Türklerin Anadolu'ya göç etmesiyle birlikte, Türk sanatı da Anadolu'nun sanat geleneğiyle harmanlanmış ve yeni bir sentez oluşmuştur. Selçuklu ve Osmanlı dönemlerinde, Anadolu'da mimari, hat sanatı, tezhip, minyatür, çini sanatı gibi birçok sanat dalında önemli eserler verilmiştir.
Cumhuriyet döneminde ise Türk sanatı, batılı sanat akımlarından da etkilenerek yeni bir dönüşüm yaşamıştır. Bu dönemde, resim, heykel, müzik, tiyatro gibi birçok sanat dalında önemli sanatçılar yetişmiş ve Türk sanatı uluslararası alanda da tanınmaya başlamıştır.
Sonuç olarak, Türkiye'nin sanatla tanışma tarihi çok eskilere dayanmaktadır.
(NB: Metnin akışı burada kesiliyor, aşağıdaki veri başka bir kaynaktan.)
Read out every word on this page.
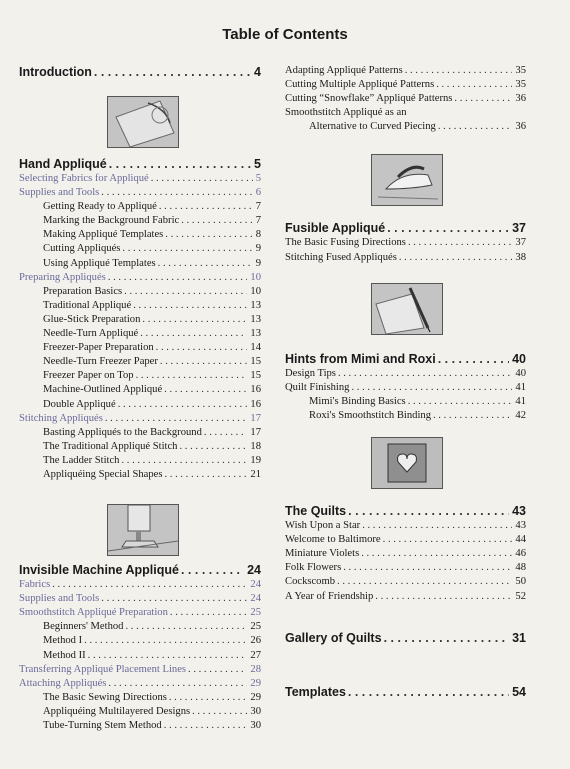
Table of Contents
Introduction . . .	4
Hand Appliqué . . .	5
Selecting Fabrics for Appliqué . . .	5
Supplies and Tools . . .	6
Getting Ready to Appliqué . . .	7
Marking the Background Fabric . . .	7
Making Appliqué Templates . . .	8
Cutting Appliqués . . .	9
Using Appliqué Templates . . .	9
Preparing Appliqués . . .	10
Preparation Basics . . .	10
Traditional Appliqué . . .	13
Glue-Stick Preparation . . .	13
Needle-Turn Appliqué . . .	13
Freezer-Paper Preparation . . .	14
Needle-Turn Freezer Paper . . .	15
Freezer Paper on Top . . .	15
Machine-Outlined Appliqué . . .	16
Double Appliqué . . .	16
Stitching Appliqués . . .	17
Basting Appliqués to the Background . . .	17
The Traditional Appliqué Stitch . . .	18
The Ladder Stitch . . .	19
Appliquéing Special Shapes . . .	21
Invisible Machine Appliqué . . .	24
Fabrics . . .	24
Supplies and Tools . . .	24
Smoothstitch Appliqué Preparation . . .	25
Beginners' Method . . .	25
Method I . . .	26
Method II . . .	27
Transferring Appliqué Placement Lines . . .	28
Attaching Appliqués . . .	29
The Basic Sewing Directions . . .	29
Appliquéing Multilayered Designs . . .	30
Tube-Turning Stem Method . . .	30
Adapting Appliqué Patterns . . .	35
Cutting Multiple Appliqué Patterns . . .	35
Cutting “Snowflake” Appliqué Patterns . . .	36
Smoothstitch Appliqué as an
Alternative to Curved Piecing . . .	36
Fusible Appliqué . . .	37
The Basic Fusing Directions . . .	37
Stitching Fused Appliqués . . .	38
Hints from Mimi and Roxi . . .	40
Design Tips . . .	40
Quilt Finishing . . .	41
Mimi's Binding Basics . . .	41
Roxi's Smoothstitch Binding . . .	42
The Quilts . . .	43
Wish Upon a Star . . .	43
Welcome to Baltimore . . .	44
Miniature Violets . . .	46
Folk Flowers . . .	48
Cockscomb . . .	50
A Year of Friendship . . .	52
Gallery of Quilts . . .	31
Templates . . .	54
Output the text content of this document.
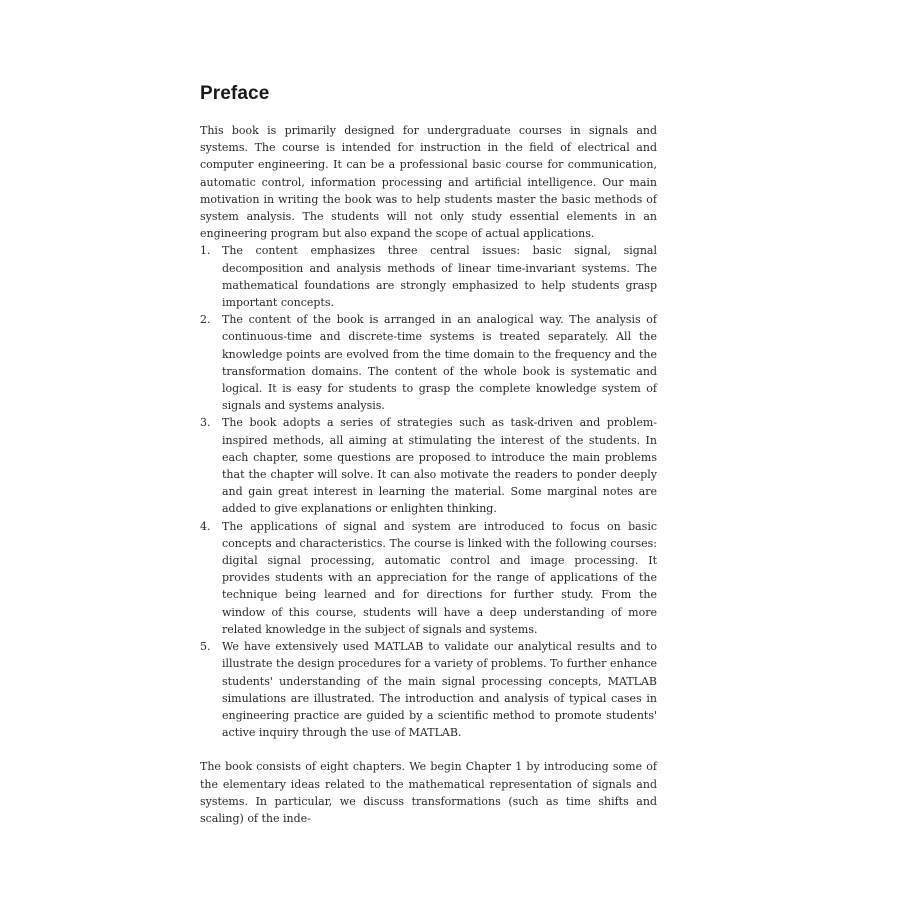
Preface

This book is primarily designed for undergraduate courses in signals and systems. The course is intended for instruction in the field of electrical and computer engineering. It can be a professional basic course for communication, automatic control, information processing and artificial intelligence. Our main motivation in writing the book was to help students master the basic methods of system analysis. The students will not only study essential elements in an engineering program but also expand the scope of actual applications.

1. The content emphasizes three central issues: basic signal, signal decomposition and analysis methods of linear time-invariant systems. The mathematical foundations are strongly emphasized to help students grasp important concepts.
2. The content of the book is arranged in an analogical way. The analysis of continuous-time and discrete-time systems is treated separately. All the knowledge points are evolved from the time domain to the frequency and the transformation domains. The content of the whole book is systematic and logical. It is easy for students to grasp the complete knowledge system of signals and systems analysis.
3. The book adopts a series of strategies such as task-driven and problem-inspired methods, all aiming at stimulating the interest of the students. In each chapter, some questions are proposed to introduce the main problems that the chapter will solve. It can also motivate the readers to ponder deeply and gain great interest in learning the material. Some marginal notes are added to give explanations or enlighten thinking.
4. The applications of signal and system are introduced to focus on basic concepts and characteristics. The course is linked with the following courses: digital signal processing, automatic control and image processing. It provides students with an appreciation for the range of applications of the technique being learned and for directions for further study. From the window of this course, students will have a deep understanding of more related knowledge in the subject of signals and systems.
5. We have extensively used MATLAB to validate our analytical results and to illustrate the design procedures for a variety of problems. To further enhance students' understanding of the main signal processing concepts, MATLAB simulations are illustrated. The introduction and analysis of typical cases in engineering practice are guided by a scientific method to promote students' active inquiry through the use of MATLAB.

The book consists of eight chapters. We begin Chapter 1 by introducing some of the elementary ideas related to the mathematical representation of signals and systems. In particular, we discuss transformations (such as time shifts and scaling) of the inde-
Anadolu topraklarında yapılan arkeolojik kazılar, bu topraklarda sanatın insanlığın ilk dönemlerinden beri var olduğunu göstermektedir. Anadolu'da sanatın gelişimi, birçok uygarlığın etkisiyle şekillenmiş ve Türklerin Anadolu'ya göç etmesiyle birlikte yeni bir sentez oluşmuştur. Cumhuriyet döneminde ise Türk sanatı, batılı sanat akımlarından da etkilenerek yeni bir dönüşüm yaşamıştır.
Türkiye'nin sanatla tanışma tarihi, insanlığın sanat tarihi kadar eskidir ve bu tarihi anlamak, Türk sanatının zenginliğini ve çeşitliliğini kavramak için çok önemlidir.